AI Painpoints Transfer to Gaming
Despite some of these limitations, the use cases in gaming are powerful with multiple companies focused on streamlining development with new tools, creating cheaper content, democratizing access to voice tools, and creating dynamic and emergent content. However, we still have a long way to go before the game development process is replaced by AI and we are playing in fully dynamic worlds with generative content emerging based on our actions. Many of these roadblocks are the same ones faced by the industry as a whole. Examples include:
- Data Availability: for things like quests or genre specific dialogue may not be as readily available as the trillions of words that can be digested for more general models.
- Latency: can be prohibitive when attempting to have characters respond and react in real-time.
- Copyright Law: makes it difficult to leverage certain developer tools without fear of public or regulatory scrutiny.
- Data quality: can break immersion in games where developers work rigorously to create a world that tells a cohesive story. It is also a major concern when introducing these models into children's games where room for error is effectively zero.

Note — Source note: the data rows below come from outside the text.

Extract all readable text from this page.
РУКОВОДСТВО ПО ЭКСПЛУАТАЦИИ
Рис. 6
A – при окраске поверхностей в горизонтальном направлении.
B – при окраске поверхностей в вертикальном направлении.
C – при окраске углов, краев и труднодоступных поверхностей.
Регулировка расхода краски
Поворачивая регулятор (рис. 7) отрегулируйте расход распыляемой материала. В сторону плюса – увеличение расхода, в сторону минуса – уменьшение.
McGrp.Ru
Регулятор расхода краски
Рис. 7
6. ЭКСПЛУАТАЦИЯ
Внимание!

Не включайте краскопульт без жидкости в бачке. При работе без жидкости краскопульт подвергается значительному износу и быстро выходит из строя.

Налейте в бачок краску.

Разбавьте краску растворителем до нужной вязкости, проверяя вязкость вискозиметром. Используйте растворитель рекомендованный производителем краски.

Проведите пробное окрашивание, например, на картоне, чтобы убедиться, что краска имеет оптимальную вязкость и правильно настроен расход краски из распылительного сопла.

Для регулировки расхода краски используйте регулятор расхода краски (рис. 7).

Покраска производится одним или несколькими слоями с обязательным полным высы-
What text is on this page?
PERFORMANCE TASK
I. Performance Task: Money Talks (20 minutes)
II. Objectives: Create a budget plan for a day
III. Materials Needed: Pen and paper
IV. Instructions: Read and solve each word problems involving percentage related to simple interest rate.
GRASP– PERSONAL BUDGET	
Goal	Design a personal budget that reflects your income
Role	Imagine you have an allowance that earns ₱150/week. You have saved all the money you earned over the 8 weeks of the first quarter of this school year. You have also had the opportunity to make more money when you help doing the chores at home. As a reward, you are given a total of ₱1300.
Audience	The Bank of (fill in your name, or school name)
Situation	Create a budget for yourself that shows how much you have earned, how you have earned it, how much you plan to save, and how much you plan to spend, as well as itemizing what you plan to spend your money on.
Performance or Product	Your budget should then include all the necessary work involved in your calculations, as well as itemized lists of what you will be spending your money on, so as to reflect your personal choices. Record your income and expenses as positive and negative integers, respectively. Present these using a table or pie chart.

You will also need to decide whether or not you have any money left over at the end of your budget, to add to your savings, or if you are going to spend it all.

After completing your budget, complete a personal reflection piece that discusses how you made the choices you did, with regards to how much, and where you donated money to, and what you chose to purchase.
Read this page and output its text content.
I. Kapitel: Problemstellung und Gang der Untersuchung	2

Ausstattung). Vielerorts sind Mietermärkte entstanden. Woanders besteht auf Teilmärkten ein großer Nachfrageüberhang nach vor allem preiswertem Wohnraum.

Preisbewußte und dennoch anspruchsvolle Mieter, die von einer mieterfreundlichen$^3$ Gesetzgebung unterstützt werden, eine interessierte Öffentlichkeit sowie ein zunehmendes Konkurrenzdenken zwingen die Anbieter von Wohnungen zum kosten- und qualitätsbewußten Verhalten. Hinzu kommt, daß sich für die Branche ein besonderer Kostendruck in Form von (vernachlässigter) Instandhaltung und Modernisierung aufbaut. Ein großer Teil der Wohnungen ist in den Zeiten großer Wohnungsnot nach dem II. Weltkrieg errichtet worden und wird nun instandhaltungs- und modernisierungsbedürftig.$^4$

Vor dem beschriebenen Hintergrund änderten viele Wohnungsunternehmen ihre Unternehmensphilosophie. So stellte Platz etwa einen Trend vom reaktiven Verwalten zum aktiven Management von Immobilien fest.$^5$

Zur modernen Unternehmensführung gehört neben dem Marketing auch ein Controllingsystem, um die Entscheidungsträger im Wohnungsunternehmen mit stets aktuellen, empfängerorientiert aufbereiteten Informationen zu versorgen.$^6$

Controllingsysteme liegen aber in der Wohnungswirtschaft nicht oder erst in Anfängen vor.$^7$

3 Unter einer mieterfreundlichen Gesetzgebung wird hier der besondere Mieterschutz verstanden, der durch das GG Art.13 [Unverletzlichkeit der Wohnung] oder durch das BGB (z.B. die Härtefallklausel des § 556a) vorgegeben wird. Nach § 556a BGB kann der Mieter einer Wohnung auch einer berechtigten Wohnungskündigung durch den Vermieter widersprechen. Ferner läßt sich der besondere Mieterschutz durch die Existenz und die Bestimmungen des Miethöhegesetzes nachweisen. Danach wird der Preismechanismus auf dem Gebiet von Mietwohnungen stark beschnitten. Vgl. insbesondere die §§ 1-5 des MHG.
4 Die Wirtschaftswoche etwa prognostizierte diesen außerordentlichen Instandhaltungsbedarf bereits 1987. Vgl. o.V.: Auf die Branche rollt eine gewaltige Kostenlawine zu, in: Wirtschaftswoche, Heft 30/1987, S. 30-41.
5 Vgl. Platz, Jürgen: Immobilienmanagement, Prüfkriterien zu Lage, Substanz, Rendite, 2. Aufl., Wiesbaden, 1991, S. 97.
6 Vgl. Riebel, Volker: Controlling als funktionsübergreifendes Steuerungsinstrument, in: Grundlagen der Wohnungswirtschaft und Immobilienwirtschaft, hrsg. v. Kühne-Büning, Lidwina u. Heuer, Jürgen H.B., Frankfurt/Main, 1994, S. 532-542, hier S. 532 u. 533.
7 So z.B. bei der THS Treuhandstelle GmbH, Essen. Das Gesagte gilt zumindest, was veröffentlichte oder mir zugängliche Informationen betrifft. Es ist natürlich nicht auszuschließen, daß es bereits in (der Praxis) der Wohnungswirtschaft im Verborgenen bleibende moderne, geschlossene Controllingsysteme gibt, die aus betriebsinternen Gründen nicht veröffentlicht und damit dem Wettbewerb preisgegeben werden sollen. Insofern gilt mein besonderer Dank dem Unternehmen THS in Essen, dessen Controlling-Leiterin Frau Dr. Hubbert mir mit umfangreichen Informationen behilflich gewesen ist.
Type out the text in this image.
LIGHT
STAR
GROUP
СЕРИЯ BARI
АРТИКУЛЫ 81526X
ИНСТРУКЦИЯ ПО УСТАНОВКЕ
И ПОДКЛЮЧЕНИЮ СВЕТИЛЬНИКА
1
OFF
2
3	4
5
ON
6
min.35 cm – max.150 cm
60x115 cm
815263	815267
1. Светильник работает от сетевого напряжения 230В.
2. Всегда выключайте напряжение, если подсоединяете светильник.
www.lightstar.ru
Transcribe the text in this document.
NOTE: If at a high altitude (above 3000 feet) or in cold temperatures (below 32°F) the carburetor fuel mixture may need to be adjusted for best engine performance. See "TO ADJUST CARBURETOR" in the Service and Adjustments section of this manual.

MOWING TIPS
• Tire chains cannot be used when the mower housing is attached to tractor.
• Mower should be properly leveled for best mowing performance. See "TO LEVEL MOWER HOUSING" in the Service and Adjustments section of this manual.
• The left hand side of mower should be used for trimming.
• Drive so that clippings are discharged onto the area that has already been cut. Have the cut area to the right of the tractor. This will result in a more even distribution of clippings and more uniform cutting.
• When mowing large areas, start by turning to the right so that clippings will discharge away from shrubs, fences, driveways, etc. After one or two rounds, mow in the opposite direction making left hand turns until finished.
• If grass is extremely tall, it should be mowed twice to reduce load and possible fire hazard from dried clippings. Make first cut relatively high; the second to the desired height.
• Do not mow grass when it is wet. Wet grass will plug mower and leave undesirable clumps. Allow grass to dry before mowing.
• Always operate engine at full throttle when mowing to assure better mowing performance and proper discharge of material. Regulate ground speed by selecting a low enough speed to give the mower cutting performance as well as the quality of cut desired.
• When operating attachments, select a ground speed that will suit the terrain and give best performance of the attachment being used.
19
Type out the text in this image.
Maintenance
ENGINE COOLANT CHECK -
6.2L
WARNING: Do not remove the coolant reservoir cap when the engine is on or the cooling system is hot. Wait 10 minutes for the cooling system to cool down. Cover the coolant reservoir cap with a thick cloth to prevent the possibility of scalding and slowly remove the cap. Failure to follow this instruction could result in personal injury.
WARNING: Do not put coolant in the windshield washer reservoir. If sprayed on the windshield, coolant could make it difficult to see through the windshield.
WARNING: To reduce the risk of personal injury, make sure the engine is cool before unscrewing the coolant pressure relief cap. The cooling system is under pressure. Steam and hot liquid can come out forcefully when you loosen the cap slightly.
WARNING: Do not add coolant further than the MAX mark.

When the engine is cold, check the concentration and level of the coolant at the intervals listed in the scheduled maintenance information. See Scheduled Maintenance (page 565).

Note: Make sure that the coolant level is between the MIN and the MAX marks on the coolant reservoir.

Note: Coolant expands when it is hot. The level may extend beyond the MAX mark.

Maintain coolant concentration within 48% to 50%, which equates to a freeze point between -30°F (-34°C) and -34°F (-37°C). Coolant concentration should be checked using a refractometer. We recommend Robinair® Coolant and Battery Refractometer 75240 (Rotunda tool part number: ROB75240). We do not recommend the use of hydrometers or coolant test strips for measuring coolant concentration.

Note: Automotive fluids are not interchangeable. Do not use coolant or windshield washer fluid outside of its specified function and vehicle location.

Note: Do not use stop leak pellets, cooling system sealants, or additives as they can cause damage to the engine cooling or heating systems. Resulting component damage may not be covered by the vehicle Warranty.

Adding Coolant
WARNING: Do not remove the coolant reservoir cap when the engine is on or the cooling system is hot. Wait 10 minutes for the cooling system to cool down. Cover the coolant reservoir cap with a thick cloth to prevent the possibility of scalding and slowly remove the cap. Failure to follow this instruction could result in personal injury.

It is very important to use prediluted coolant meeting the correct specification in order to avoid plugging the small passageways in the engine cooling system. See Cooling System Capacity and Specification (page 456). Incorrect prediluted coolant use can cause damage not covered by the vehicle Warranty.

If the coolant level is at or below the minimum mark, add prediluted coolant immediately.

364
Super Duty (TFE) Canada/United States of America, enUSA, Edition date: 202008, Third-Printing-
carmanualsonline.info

Strauss Zelnick, the CEO of Take-Two said in a recent interview, “All of our tools do help us become more efficient…that said, it’s going to become commoditized. Everyone is going to have access to the same tools. That is the history of toolsets. What it means, though, is our creative people will be able to do fewer mundane tasks and turn their attention to the really creative tasks,” he said. “The machines can’t make the creative decisions for you” (Gizmodo). Tools are accelerants, not replacements for creativity.
We are bullish on the long-term benefit that developers will have from these tools, and are excited about the pace of development that we are seeing in the industry. However, at the core of the the AI technology suite is a powerful platform to support game developers, it will not be the saving grace for mediocre content. Attracting a sustainable player base is one of the hardest feats for any developer; there are over ten thousand games being released every year on Steam alone (Statista).
Takeaway: The rapid advancements in AI are exciting and will benefit the efficiency and creative output of all industries, not just gaming. Companies focused on development tools, unique content, and democratization of creativity will help gaming companies save money and spur innovation. Although technical challenges still remain, we believe that these tools have the capabilities to elevate game creation.